Moneyball — for those unfamiliar with baseball — refers to the Michael Lewis book about Billy Beane, an executive with the Oakland Athletics who used statistics to select top players.
Dad did something similar, but for the Little League teams he coached during the 1980s.
He would methodically clip articles from the local paper and jot down players who were highlighted. By the end of the season, he had a list and was ready for the next draft.
It was a huge competitive advantage because everyone else selected players based on “scores” assigned during single-day tryouts before the season.
The tryouts were miserable, the worst part of Little League. They were held on a Saturday in March when it was often still freezing in New Jersey.

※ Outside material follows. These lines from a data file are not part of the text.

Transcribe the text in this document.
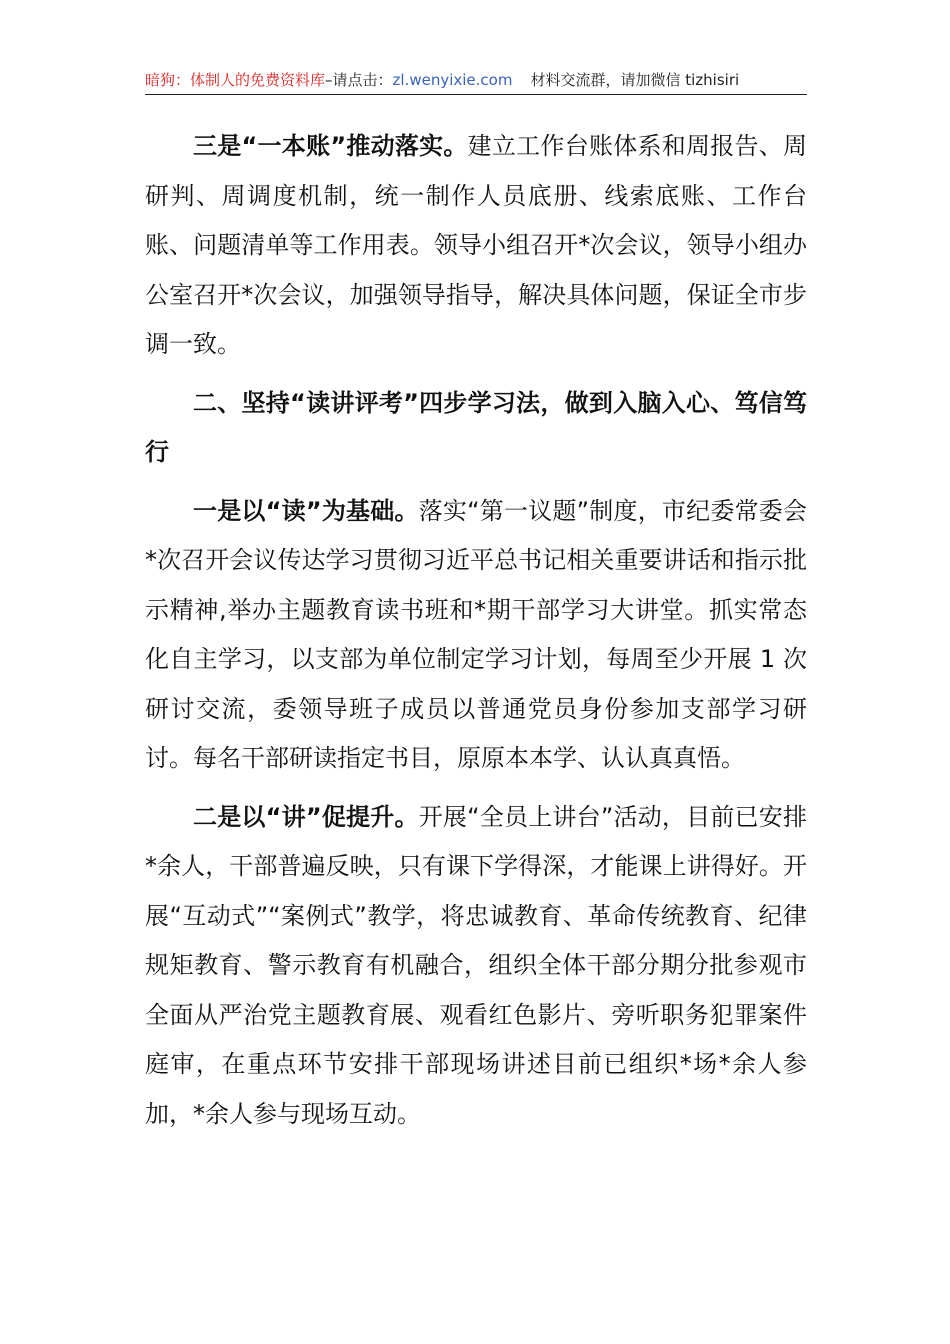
暗狗：体制人的免费资料库–请点击：zl.wenyixie.com 材料交流群，请加微信 tizhisiri

三是“一本账”推动落实。建立工作台账体系和周报告、周研判、周调度机制，统一制作人员底册、线索底账、工作台账、问题清单等工作用表。领导小组召开*次会议，领导小组办公室召开*次会议，加强领导指导，解决具体问题，保证全市步调一致。

二、坚持“读讲评考”四步学习法，做到入脑入心、笃信笃行

一是以“读”为基础。落实“第一议题”制度，市纪委常委会*次召开会议传达学习贯彻习近平总书记相关重要讲话和指示批示精神,举办主题教育读书班和*期干部学习大讲堂。抓实常态化自主学习，以支部为单位制定学习计划，每周至少开展 1 次研讨交流，委领导班子成员以普通党员身份参加支部学习研讨。每名干部研读指定书目，原原本本学、认认真真悟。

二是以“讲”促提升。开展“全员上讲台”活动，目前已安排*余人，干部普遍反映，只有课下学得深，才能课上讲得好。开展“互动式”“案例式”教学，将忠诚教育、革命传统教育、纪律规矩教育、警示教育有机融合，组织全体干部分期分批参观市全面从严治党主题教育展、观看红色影片、旁听职务犯罪案件庭审，在重点环节安排干部现场讲述目前已组织*场*余人参加，*余人参与现场互动。
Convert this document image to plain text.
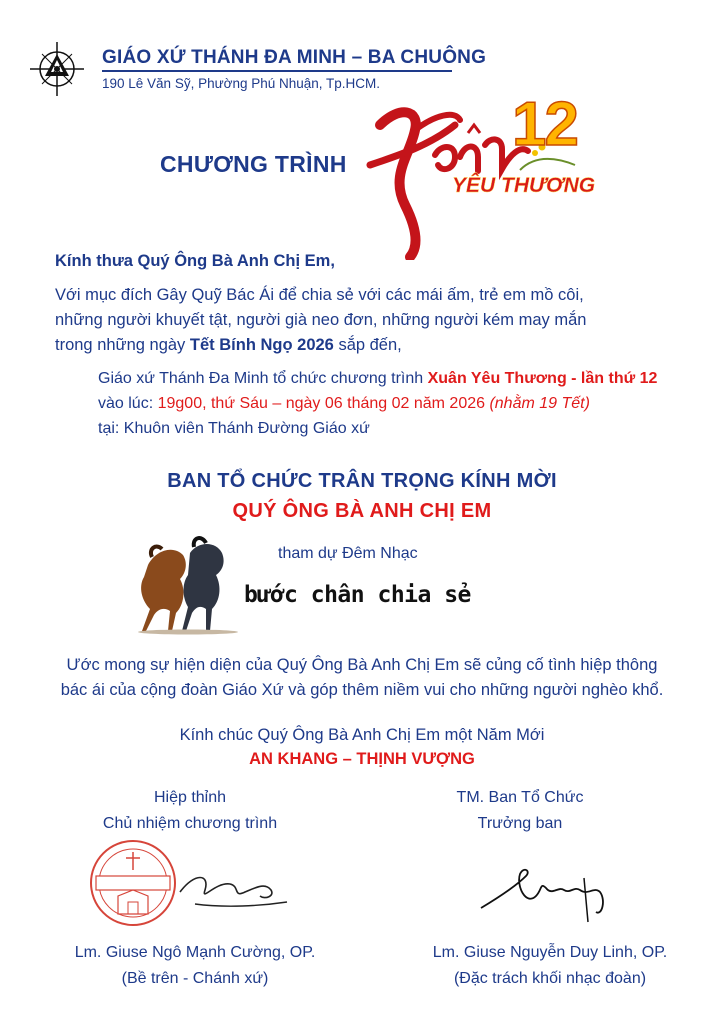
GIÁO XỨ THÁNH ĐA MINH – BA CHUÔNG
190 Lê Văn Sỹ, Phường Phú Nhuận, Tp.HCM.
CHƯƠNG TRÌNH
12
YÊU THƯƠNG
Kính thưa Quý Ông Bà Anh Chị Em,
Với mục đích Gây Quỹ Bác Ái để chia sẻ với các mái ấm, trẻ em mồ côi,
những người khuyết tật, người già neo đơn, những người kém may mắn
trong những ngày Tết Bính Ngọ 2026 sắp đến,
Giáo xứ Thánh Đa Minh tổ chức chương trình Xuân Yêu Thương - lần thứ 12
vào lúc: 19g00, thứ Sáu – ngày 06 tháng 02 năm 2026 (nhằm 19 Tết)
tại: Khuôn viên Thánh Đường Giáo xứ
BAN TỔ CHỨC TRÂN TRỌNG KÍNH MỜI
QUÝ ÔNG BÀ ANH CHỊ EM
tham dự Đêm Nhạc
bước chân chia sẻ
Ước mong sự hiện diện của Quý Ông Bà Anh Chị Em sẽ củng cố tình hiệp thông
bác ái của cộng đoàn Giáo Xứ và góp thêm niềm vui cho những người nghèo khổ.
Kính chúc Quý Ông Bà Anh Chị Em một Năm Mới
AN KHANG – THỊNH VƯỢNG
Hiệp thỉnh
Chủ nhiệm chương trình
TM. Ban Tổ Chức
Trưởng ban
Lm. Giuse Ngô Mạnh Cường, OP.
(Bề trên - Chánh xứ)
Lm. Giuse Nguyễn Duy Linh, OP.
(Đặc trách khối nhạc đoàn)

Gripping the bat or catching a ball was painful.
Dad’s insight was that it was better to assess a player based on the entire previous season rather than a score assigned on a random cold day in the Spring.
The trick was that it took more work. It was doing the work that gave him the advantage.

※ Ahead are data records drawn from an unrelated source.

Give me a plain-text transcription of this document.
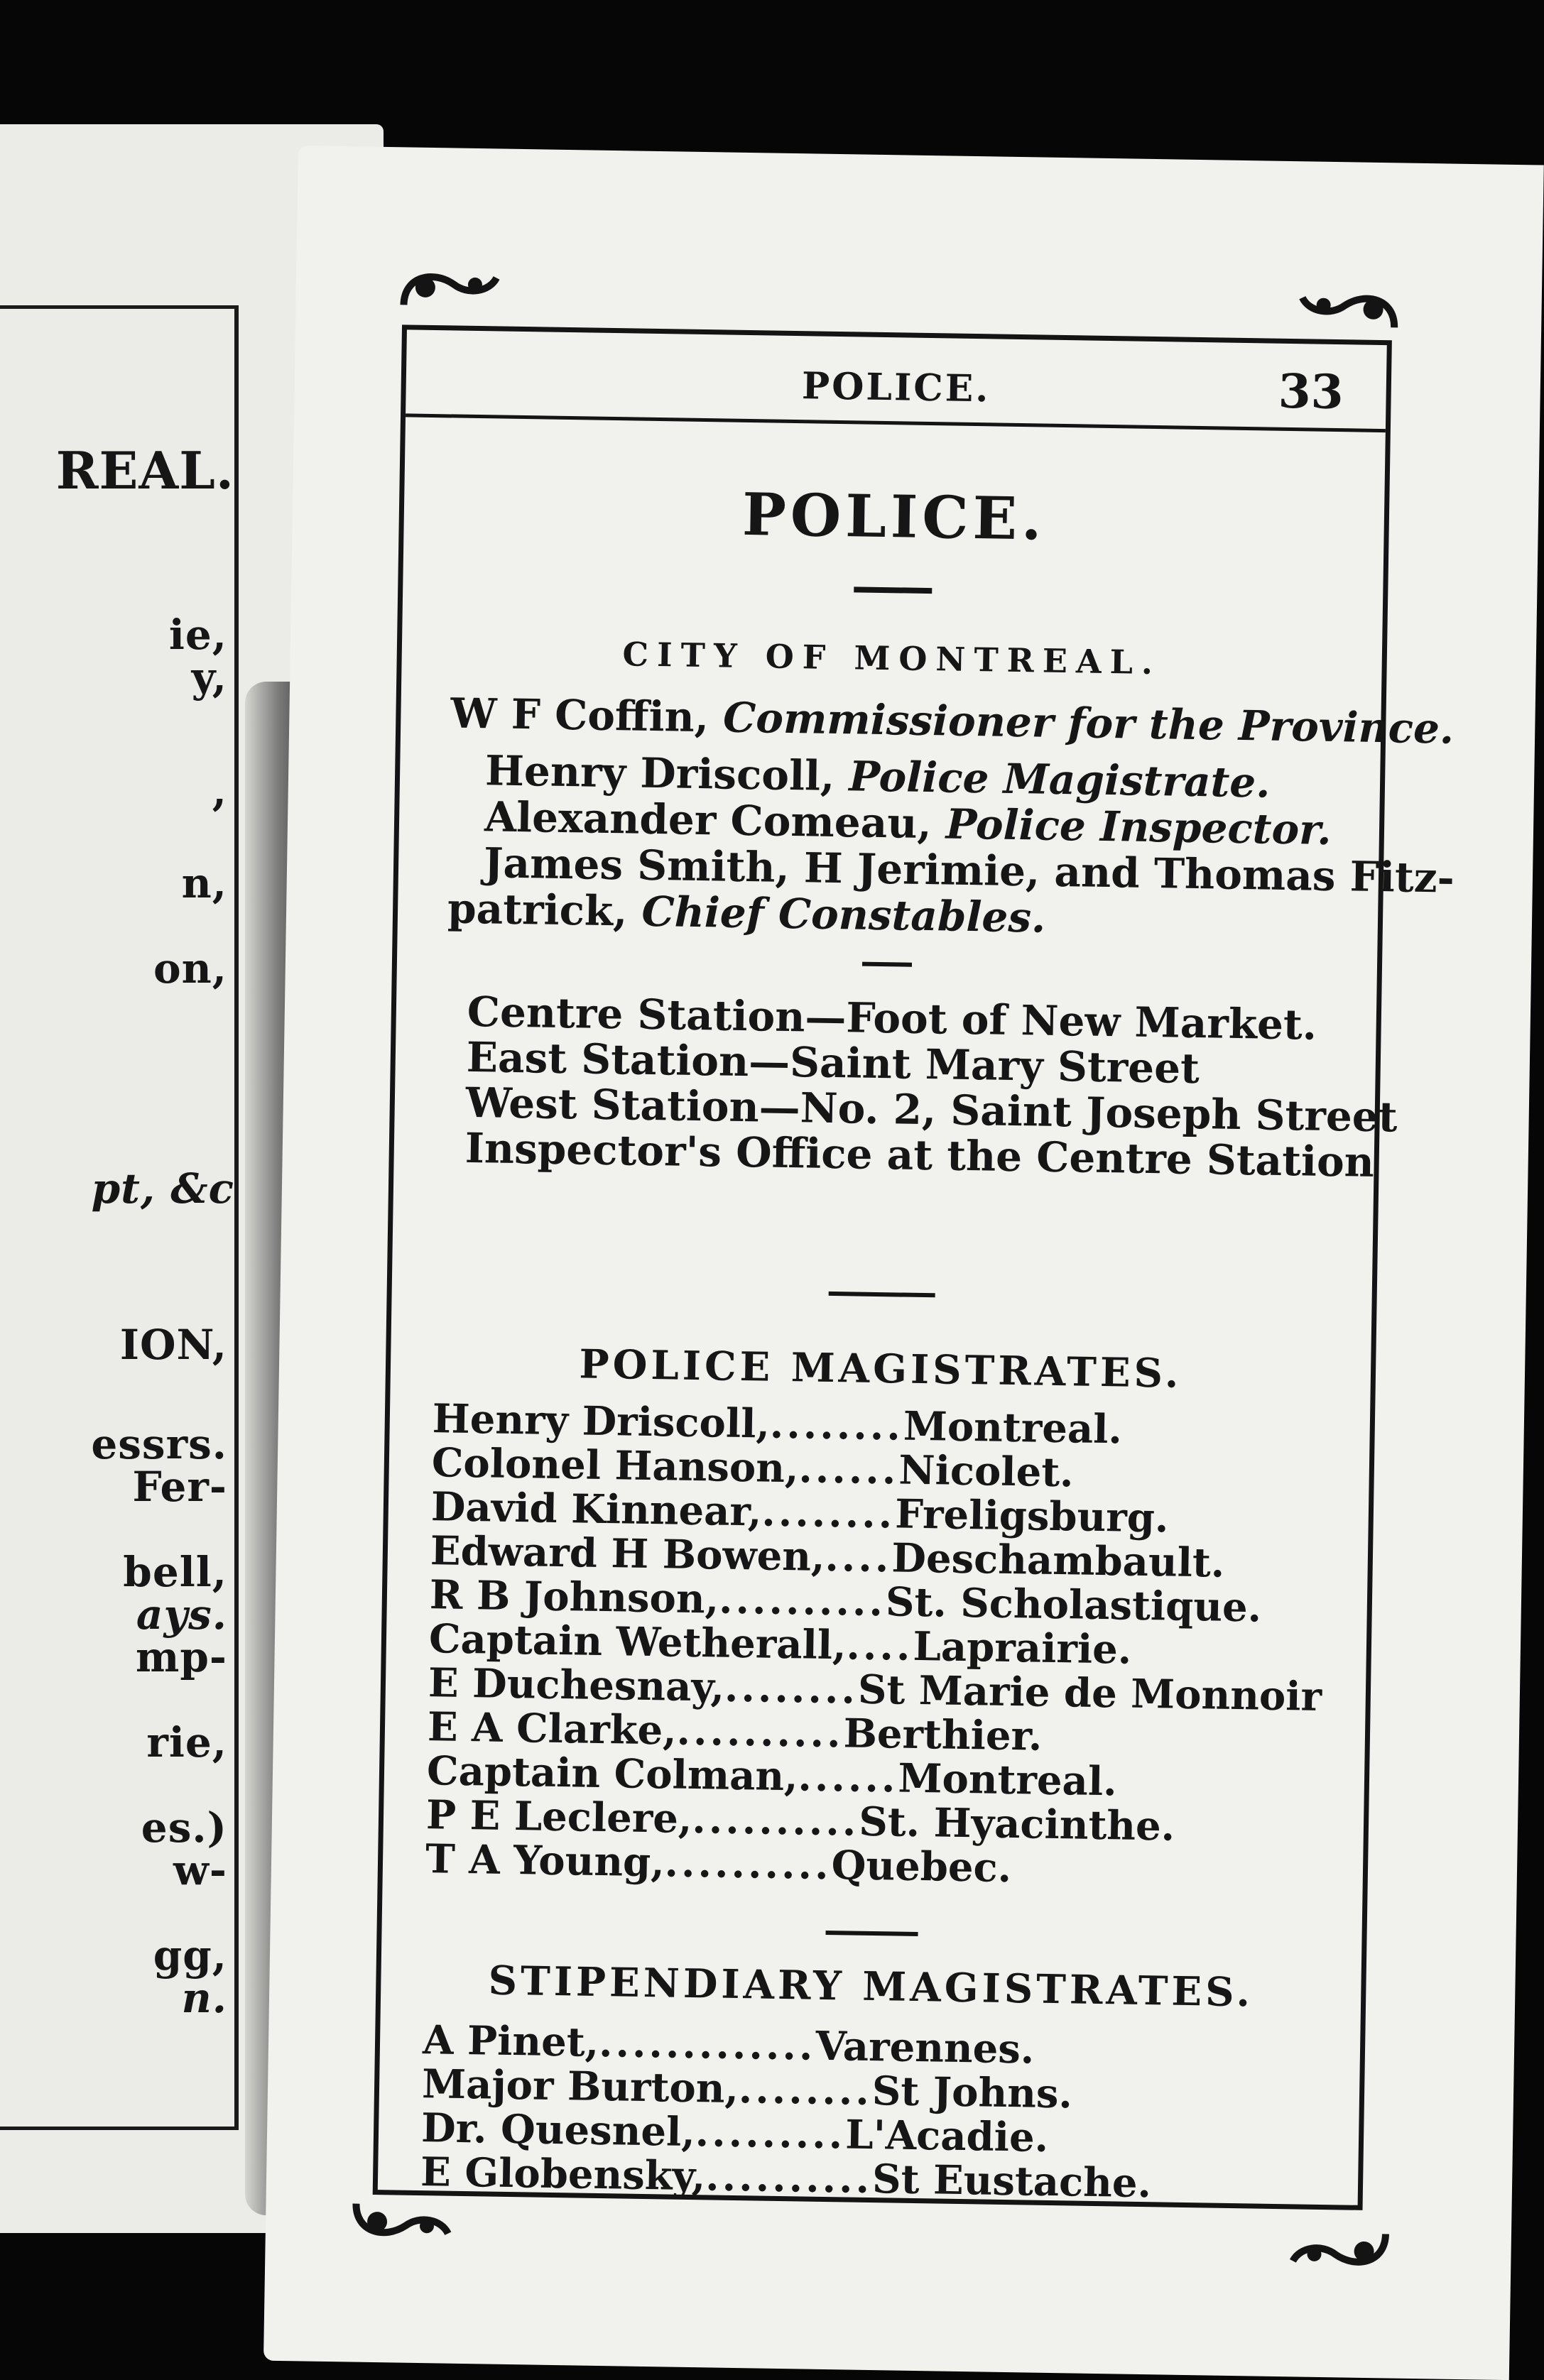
REAL.
ie,
y,
,
n,
on,
pt, &c
ION,
essrs.
Fer-
bell,
ays.
mp-
rie,
es.)
w-
gg,
n.
POLICE.	33
POLICE.
CITY OF MONTREAL.
W F Coffin, Commissioner for the Province.
Henry Driscoll, Police Magistrate.
Alexander Comeau, Police Inspector.
James Smith, H Jerimie, and Thomas Fitz-
patrick, Chief Constables.
Centre Station—Foot of New Market.
East Station—Saint Mary Street
West Station—No. 2, Saint Joseph Street
Inspector's Office at the Centre Station
POLICE MAGISTRATES.
Henry Driscoll,
........
Montreal.
Colonel Hanson,
......
Nicolet.
David Kinnear,
........
Freligsburg.
Edward H Bowen,
....
Deschambault.
R B Johnson,
..........
St. Scholastique.
Captain Wetherall,
....
Laprairie.
E Duchesnay,
........
St Marie de Monnoir
E A Clarke,
..........
Berthier.
Captain Colman,
......
Montreal.
P E Leclere,
..........
St. Hyacinthe.
T A Young,
..........
Quebec.
STIPENDIARY MAGISTRATES.
A Pinet,
.............
Varennes.
Major Burton,
........
St Johns.
Dr. Quesnel,
.........
L'Acadie.
E Globensky,
..........
St Eustache.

Youth sports have become more competitive these days, but back then they were coached by parents and I doubt many developed a system to draft 10 year olds.
Dad’s system paid off with winning teams.
It also provided him some amusement on those occasions when he would confidently draft a player who had scored low in the tryouts, baffling the other coaches.
Billy Beane would have been proud.
One of the core statistical insights in the book Moneyball was that players who got on base often were more valuable than those who hit attention-grabbing home runs.
Dad’s system benefited from a similar dynamic. It didn’t depend on big plays. The articles in the newspaper mentioned kids who had played well. So you could simply count the number of times someone was cited to determine who consistently contributed.
One of the charming things Dad did at the end of each season — win or lose — was take the kids to get ice cream. They went to Friendly’s, a casual dining chain, in my hometown.
When they arrived, he would ask the kids to line up in batting order. Since the best players tend to bat first, it meant the order was in descending order of ability.
Then, right before going in, Dad would turn the line around so that the kids who had spent all season batting last or the substitutes who rode the bench, would be treated first.
I like to think it was his way of reminding the kids that baseball wasn’t everything.
That they were still in the early innings of life.
Little League was a start, but the Big Leagues lay ahead.